Le site d'un test d'extraction en haute mer en 1979 avait des niveaux de biodiversité inférieurs lorsque les chercheurs l'ont revu en 2023 par rapport aux zones non perturbées à proximité

Nodules de manganèse sur le fond marin dans la zone Clarion-Clipperton dans l'océan Pacifique, photographié par une expédition de 2015
La biodiversité est épuisée et de grands sillons se trouvent toujours dans les fonds marins où des équipements minières en haute mer fonctionnaient il y a plus de 40 ans, dans les résultats qui suggèrent qu'il faudra plusieurs décennies de la mer profonde pour se remettre complètement des activités minières.

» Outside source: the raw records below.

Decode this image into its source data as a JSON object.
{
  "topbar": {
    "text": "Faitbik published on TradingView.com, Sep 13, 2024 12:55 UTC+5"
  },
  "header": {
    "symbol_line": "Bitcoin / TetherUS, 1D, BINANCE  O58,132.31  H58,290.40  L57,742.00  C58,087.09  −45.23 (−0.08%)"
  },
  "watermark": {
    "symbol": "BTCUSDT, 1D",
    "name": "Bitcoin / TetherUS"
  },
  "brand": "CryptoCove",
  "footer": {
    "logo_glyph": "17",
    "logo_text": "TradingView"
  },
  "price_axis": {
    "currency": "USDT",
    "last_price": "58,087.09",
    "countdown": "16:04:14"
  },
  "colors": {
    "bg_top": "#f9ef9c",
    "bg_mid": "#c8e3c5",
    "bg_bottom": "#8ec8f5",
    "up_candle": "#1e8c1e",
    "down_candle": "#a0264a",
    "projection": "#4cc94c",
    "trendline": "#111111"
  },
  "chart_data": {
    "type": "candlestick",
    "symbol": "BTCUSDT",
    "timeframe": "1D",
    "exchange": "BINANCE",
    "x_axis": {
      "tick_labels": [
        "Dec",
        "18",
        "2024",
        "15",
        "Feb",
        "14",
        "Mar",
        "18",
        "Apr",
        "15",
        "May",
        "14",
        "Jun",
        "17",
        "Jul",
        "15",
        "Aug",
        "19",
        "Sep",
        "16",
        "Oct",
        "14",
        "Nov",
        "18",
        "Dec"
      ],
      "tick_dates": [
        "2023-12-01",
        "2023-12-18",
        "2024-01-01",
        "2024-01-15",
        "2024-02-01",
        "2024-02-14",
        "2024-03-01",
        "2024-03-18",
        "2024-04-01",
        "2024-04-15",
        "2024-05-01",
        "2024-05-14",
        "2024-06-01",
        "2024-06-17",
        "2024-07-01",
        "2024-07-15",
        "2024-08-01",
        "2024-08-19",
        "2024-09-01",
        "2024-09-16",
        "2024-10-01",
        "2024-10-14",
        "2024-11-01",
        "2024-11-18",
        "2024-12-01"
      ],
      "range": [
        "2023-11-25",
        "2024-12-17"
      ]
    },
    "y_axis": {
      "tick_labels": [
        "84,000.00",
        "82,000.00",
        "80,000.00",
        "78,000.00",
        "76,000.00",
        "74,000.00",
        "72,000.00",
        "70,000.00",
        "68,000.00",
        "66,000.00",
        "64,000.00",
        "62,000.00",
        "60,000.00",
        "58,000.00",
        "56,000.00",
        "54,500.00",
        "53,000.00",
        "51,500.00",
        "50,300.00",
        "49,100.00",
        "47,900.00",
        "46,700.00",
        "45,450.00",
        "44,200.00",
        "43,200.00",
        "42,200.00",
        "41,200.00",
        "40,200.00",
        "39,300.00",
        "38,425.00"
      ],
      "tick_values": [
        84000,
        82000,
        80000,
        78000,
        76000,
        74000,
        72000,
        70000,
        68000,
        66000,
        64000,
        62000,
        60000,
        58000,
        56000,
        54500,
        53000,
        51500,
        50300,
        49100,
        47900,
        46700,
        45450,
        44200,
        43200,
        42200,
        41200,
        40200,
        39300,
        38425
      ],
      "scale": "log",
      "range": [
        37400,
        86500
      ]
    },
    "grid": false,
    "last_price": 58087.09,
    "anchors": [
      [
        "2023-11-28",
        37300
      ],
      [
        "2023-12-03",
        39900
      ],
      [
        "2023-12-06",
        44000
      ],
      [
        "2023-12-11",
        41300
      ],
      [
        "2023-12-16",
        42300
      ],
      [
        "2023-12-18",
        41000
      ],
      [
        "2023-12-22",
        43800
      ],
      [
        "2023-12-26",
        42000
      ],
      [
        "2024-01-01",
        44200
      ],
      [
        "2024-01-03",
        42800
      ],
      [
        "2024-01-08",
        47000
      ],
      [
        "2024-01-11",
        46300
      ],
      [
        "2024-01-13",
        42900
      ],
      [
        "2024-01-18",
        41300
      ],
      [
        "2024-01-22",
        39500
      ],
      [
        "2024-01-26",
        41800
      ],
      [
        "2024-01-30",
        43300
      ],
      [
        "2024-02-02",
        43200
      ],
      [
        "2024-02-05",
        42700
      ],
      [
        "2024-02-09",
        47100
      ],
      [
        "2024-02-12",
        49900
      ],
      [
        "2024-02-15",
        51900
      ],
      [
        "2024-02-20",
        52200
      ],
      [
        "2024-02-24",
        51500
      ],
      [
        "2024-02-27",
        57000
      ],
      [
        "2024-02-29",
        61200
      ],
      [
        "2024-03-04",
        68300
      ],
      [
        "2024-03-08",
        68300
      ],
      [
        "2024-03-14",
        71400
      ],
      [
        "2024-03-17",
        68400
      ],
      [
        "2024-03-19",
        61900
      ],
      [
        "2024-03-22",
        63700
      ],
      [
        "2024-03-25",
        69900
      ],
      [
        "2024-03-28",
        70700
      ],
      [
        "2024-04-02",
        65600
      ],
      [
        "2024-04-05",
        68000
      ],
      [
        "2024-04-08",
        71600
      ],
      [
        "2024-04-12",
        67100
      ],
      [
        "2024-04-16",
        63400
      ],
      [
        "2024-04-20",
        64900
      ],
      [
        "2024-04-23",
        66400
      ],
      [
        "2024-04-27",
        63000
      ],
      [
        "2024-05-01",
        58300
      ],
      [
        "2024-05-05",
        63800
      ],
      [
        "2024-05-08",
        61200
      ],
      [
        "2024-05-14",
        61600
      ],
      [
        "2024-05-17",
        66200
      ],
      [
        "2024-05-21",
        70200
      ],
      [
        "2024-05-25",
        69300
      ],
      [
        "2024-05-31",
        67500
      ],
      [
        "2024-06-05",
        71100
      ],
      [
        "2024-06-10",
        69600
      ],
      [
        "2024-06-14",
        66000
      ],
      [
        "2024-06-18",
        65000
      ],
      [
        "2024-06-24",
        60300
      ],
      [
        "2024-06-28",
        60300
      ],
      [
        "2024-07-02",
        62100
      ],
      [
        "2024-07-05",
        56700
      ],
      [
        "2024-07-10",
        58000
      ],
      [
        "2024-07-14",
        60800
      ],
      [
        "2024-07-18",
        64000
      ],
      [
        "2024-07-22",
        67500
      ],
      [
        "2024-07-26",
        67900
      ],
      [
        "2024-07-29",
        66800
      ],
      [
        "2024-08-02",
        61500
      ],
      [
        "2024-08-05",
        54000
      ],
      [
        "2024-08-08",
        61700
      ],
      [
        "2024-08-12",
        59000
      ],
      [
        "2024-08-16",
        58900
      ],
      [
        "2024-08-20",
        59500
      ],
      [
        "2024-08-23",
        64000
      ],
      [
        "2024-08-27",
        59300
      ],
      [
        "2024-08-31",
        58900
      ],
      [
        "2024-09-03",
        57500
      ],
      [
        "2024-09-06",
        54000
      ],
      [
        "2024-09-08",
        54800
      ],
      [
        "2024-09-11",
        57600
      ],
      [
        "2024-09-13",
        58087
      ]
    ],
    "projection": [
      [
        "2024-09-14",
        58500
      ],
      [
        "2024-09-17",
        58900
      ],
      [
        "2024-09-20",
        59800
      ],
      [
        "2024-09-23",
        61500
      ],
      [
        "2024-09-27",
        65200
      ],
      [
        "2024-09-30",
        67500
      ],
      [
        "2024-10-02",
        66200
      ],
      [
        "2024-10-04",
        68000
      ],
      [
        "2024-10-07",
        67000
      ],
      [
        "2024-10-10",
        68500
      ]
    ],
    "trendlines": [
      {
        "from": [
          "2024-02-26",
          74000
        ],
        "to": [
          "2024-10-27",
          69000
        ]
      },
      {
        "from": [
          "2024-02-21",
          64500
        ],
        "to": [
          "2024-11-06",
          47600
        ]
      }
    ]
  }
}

Les nodules en haute mer sont remplis de ressources métalliques précieuses telles que le cobalt et le manganèse, des composants critiques dans les batteries de voitures électriques et d'autres appareils.
En 1979, Ocean Minerals Company, une entreprise américaine, a effectué des essais pour l'extraction des nodules dans une zone de l'océan Pacifique connu sous le nom de zone Clarion-Clipperton. Ce fut l'un des premiers essais à effectuer une exploration réaliste des nodules sur le fond marin, déployant une approche similaire aux plans énoncés par les sociétés minières modernes.
« C'est l'un des événements de perturbation les plus anciens qui se sont produits dans la zone Clarion-Clipperton », a déclaré Daniel Jones au National Oceanography Center du Royaume-Uni dans un briefing cette semaine. «C'était vraiment les premiers jours, pour voir s'il était technologiquement possible de récolter ces nodules. Et ils ont prouvé que c'était le cas.
Revisitant le site en 2023, Jones et ses collègues ont constaté que des pistes profondes restaient dans les fonds marins où les machines avaient parcouru des décennies auparavant.
L'équipe a utilisé des véhicules autonomes pour évaluer la biodiversité sur le site. Une certaine vie marine était revenue dans la région, y compris des organismes unicellulaires et des animaux plus grands tels que les concombres de mer, mais, dans l'ensemble, le site se remet toujours, selon les résultats préliminaires que l'équipe n'a pas encore publié.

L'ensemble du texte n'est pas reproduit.